Il semble évident que le décor n’est que prétexte à mettre en valeur les personnages assis à leur table, appuyés au comptoir… car il n’est que stylisé alors que les visages sont très expressifs, les yeux brillants et les corps suggestifs de promesses implicites. Dans ces atmosphères feutrées, tout le monde a l’air heureux.
Quel maëlstrom a donc emporté l’esprit de Samuel Favarica pour que ses œuvres soient ainsi un agglomérat de personnages aux traits lourds et burinés et d’objets quotidiens ou futuristes se chevauchant, s’entrelaçant sans jamais le moindre espace libre ?

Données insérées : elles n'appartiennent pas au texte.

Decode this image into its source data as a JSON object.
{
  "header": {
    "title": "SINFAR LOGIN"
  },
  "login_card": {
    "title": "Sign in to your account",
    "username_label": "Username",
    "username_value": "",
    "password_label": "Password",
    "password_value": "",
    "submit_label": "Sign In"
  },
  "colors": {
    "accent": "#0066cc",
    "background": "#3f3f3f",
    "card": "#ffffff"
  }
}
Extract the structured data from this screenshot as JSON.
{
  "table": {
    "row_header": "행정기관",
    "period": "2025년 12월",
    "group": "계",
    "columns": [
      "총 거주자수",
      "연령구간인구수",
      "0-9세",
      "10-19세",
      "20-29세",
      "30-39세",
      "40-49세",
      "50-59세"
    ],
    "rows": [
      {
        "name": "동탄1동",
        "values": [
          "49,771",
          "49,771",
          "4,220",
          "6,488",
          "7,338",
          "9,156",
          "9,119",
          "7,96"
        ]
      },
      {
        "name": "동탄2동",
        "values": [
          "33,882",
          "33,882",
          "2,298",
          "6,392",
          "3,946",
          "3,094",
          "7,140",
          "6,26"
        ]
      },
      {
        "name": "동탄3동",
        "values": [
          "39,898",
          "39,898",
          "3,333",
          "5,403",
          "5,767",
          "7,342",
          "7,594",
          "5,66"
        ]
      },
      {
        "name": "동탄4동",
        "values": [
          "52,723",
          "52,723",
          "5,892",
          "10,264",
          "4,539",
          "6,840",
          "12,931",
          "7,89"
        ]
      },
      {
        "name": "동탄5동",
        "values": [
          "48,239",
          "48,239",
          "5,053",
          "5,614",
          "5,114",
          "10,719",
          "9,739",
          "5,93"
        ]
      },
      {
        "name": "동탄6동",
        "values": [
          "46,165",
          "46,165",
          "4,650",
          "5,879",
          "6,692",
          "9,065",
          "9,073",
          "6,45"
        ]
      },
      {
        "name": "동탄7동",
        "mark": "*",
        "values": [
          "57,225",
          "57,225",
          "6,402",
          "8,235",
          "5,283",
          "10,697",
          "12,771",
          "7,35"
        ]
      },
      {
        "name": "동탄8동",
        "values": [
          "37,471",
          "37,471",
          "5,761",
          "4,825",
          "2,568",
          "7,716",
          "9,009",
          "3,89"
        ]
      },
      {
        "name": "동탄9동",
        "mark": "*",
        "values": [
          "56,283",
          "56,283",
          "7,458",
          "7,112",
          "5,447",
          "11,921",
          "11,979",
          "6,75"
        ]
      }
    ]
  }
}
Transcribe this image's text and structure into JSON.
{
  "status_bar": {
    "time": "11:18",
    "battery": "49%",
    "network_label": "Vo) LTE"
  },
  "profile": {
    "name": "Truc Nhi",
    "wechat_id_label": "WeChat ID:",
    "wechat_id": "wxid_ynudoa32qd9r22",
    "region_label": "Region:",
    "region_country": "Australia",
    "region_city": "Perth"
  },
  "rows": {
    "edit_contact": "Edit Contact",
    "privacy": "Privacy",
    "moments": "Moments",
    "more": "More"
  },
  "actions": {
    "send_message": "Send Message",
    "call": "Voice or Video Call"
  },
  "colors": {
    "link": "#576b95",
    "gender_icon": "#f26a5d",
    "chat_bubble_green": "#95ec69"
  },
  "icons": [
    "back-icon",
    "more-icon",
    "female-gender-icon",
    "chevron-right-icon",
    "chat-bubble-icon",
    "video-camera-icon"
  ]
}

Très violemment colorées, toujours à la limite de l’insoutenable à cause des cohabitations de rouges écarlates, de bleus inattendus, et de verts livides, ces peintures (et ces sculptures) donnent au spectateur le sentiment d’un baroquisme exacerbé, d’une véritable obsession de ne laisser le moindre souffle se glisser dans cette osmose si absolue !
Sans aucun doute, est-ce le côté malsain et obsessionnel de sa création qui rapproche Samuel Favarica de la mouvance hors-les-normes.
Les tableaux de Frédérique Gautron sont conçus en des motifs décoratifs parfaitement symétriques ; avec, sur des fonds rouges, des incrustations de matériaux divers, petits bâtonnets, boules finement ornementées…
Faut-il aller au-delà de la simple idée de décoration et voir cette parfaite organisation comme celle d’un monde géométrique conçu à partir d’un carré compartimenté autour duquel s’arrondissent des symboles christiques, comme des mandalas, par exemple ? Mais, quelle vie, quelle histoire, quel mysticisme prendraient corps dans le silence de ce tellement parfait ordonnancement ?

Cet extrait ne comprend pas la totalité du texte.